E, enquanto escrevia isso, perguntava-se o que era certo, sabendo que so ela mesma poderia responder a si.

E todos  os dias chegavam assim: com aquele portao em cor desbotada que ela notava e perguntava-se por que, com as musicas que ficou de escutar, com os numeros que prometeu lembrar, com os inumeros papeis que colecionou e nunca deu a devida atencao, com bugingangas que se amontoavam em bolsas, com seu amor por chuveiros, por girassois que nunca viu nem ligou, por roupas que ela sabia que iria arrepender-se em comprar mas mesmo assim o fazia, com o pensamento no qual pensaria depois, com o anel no dedo que ela usava mais como fuga para distracao, com sua colecao de relogios de horas paradas, com seus suspiros soltos e guardados, com sua memoria fazendo-se valer, com a imagem que carimba o coracao, com o cheiro de comida barata, com passos rapidos e leves, com guarda-chuvas que nunca quis usar.

Essa era ela, ainda que nao se conhecesse.

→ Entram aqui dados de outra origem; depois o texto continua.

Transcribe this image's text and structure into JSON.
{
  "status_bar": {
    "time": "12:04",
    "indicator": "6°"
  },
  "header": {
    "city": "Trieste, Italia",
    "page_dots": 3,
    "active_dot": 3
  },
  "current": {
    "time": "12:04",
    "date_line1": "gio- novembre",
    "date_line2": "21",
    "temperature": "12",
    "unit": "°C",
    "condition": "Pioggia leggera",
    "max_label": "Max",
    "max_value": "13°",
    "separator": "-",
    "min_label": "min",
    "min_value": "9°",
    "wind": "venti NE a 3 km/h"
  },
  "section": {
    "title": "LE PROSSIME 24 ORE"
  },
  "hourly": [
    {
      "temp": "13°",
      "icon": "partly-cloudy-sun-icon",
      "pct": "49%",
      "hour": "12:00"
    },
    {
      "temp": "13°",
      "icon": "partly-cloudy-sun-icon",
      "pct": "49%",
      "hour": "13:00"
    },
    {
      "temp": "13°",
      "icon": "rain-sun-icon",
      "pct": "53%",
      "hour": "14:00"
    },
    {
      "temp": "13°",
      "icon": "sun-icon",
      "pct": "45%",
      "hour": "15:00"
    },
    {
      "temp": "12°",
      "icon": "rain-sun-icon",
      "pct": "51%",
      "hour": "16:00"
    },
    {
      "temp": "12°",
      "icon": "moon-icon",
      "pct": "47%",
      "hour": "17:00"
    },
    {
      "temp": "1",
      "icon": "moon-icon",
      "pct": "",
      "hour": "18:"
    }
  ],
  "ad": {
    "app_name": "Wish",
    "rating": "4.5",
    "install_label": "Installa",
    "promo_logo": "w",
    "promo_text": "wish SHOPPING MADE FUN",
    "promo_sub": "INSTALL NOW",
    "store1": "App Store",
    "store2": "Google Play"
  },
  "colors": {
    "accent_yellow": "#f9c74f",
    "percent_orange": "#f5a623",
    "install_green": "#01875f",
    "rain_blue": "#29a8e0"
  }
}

E por ai vagava, fosse campo ou rua em meio ao cimento - sendo cimento essa mesma.

11 de nov. de 2012

Porque estava distraida

Porque estava distraida, flores nasceram, janelas ficaram com marcas da chuva, cimento rachou. E, enquanto isso, degraus ela subiu, ventos viu passar, cheiros vieram com ela esbarrar, livros segurou na mao firme mas suave. Usou as pernas para caminhar. Foi aonde nao havia pensado existir. Chegou ate la. Por la morou, e ficou, e nao se foi. Reparou nas persianas, aprendeu a mexer na maquina, reclamou da poeira das escadas e se perguntou para que existiam basculantes.

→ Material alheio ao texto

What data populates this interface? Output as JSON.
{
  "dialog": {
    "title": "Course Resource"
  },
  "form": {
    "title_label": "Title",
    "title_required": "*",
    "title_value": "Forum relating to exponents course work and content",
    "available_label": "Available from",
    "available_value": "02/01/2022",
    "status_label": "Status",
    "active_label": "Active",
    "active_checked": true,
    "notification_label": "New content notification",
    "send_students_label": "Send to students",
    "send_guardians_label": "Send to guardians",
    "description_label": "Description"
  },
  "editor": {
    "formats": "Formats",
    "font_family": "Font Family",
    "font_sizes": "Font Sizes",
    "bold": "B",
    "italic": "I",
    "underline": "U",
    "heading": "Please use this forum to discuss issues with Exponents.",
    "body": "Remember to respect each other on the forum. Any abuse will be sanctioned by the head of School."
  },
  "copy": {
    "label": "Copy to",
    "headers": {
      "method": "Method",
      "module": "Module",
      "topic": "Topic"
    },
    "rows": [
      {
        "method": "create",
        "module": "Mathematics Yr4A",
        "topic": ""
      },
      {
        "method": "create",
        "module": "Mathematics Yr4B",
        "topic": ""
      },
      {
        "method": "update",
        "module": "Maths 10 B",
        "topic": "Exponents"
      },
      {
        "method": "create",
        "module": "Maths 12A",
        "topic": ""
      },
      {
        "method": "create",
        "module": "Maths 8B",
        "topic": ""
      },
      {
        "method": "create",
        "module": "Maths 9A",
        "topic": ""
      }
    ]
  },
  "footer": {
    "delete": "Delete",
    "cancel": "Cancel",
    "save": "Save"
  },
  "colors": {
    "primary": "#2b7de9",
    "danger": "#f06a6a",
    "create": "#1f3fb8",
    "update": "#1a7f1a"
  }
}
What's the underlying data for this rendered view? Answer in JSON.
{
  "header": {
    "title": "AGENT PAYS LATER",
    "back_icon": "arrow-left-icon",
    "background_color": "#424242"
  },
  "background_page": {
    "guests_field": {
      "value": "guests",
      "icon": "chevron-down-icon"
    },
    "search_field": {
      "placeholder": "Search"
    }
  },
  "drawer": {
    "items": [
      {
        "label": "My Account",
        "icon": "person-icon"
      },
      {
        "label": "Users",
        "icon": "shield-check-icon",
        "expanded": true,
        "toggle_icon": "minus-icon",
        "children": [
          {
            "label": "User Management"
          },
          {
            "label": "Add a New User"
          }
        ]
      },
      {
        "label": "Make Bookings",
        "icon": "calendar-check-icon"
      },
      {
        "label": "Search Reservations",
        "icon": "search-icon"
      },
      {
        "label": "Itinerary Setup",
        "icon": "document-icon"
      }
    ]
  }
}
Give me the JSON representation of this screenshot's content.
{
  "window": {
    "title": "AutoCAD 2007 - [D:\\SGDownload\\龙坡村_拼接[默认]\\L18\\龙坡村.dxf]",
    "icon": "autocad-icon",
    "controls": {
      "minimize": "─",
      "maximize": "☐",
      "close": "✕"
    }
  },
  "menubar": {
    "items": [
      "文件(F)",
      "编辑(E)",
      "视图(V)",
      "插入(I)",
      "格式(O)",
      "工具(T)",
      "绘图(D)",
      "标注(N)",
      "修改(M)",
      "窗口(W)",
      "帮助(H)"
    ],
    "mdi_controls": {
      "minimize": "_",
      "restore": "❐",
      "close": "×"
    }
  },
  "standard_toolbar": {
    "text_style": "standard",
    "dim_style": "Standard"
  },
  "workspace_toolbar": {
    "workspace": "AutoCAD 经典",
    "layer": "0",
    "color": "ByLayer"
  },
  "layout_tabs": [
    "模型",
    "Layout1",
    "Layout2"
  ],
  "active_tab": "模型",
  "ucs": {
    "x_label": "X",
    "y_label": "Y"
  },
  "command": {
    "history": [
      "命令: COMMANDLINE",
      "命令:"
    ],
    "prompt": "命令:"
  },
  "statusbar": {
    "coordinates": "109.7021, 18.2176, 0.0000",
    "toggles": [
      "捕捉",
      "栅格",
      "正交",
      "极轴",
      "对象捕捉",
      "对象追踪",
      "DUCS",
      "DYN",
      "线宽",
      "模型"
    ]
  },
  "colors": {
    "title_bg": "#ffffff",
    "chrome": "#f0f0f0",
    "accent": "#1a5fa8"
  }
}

Porque estava distraida, nem viu carro passar. Andou pelo passeio cheio de neve, se equilibrando porque gostava de aventura. Na esquina havia um posto, nas ruas haviam casas abandonadas que poderiam ser chamadas, todas elas, de "dela". A distracao invadiu a loja de conveniencias, a fez questionar-se porque so vendiam bobagens, pulou a maquina de cafe porque pensou que era chato. Cafe so tomava para acordar e estudar. E nunca mais.

Distraida, deixou-o entrar. Distraida, deixou-se entrar. Distraida, sentou de costas mas permitiu, sem nem perceber, sua voz entrar nos seus ouvidos e ficar ali. Distraida. Ela sempre estava distraida, embora sempre prestasse atencao em voce, em nos dois.

Porque a distracao fazia parte do seu dia, e seus dias faziam sua vida, comeu hamburguer e batata frita e desligou-se da sua saude. Queria mais eh viver. As vezes corria, desejando ficar perdida. As vezes cansava e preferia ficar em casa tomando cappuccino, olhando da janela e, no meio daquela neve toda tao branca, ve-lo chegar - radiante, tao branco, como a luz do dia na noite, como a sua luz, como estrela guia, como cometa. Ela gostava de cometa. E o chamava, assim, de seu.

Porque estava distraida fez amigos que amou, guardou-os nas caixinhas decoradas que ficam em seu coracao, cuidou para nao empoeirar, encheu de beijos e pensamentos bons. Porque distraida sempre era, tentou ficar atenta, tentou gravar poema, tentou ate mesmo estudar. E viu que o que mais vale a pena, na vida, na vida inteirinha, eh a vida que ela leva. Vai ver por isso quis te levar nela.

Quando estava distraida, e porque sempre estivera, sempre esta. Estara. Quem sabe a sua espera, como naquela vez no supermercado. Quem sabe so porque valia um sorvete. Quem sabe so porque deixou-se amar. Quem sabe ... so porque estava distraida.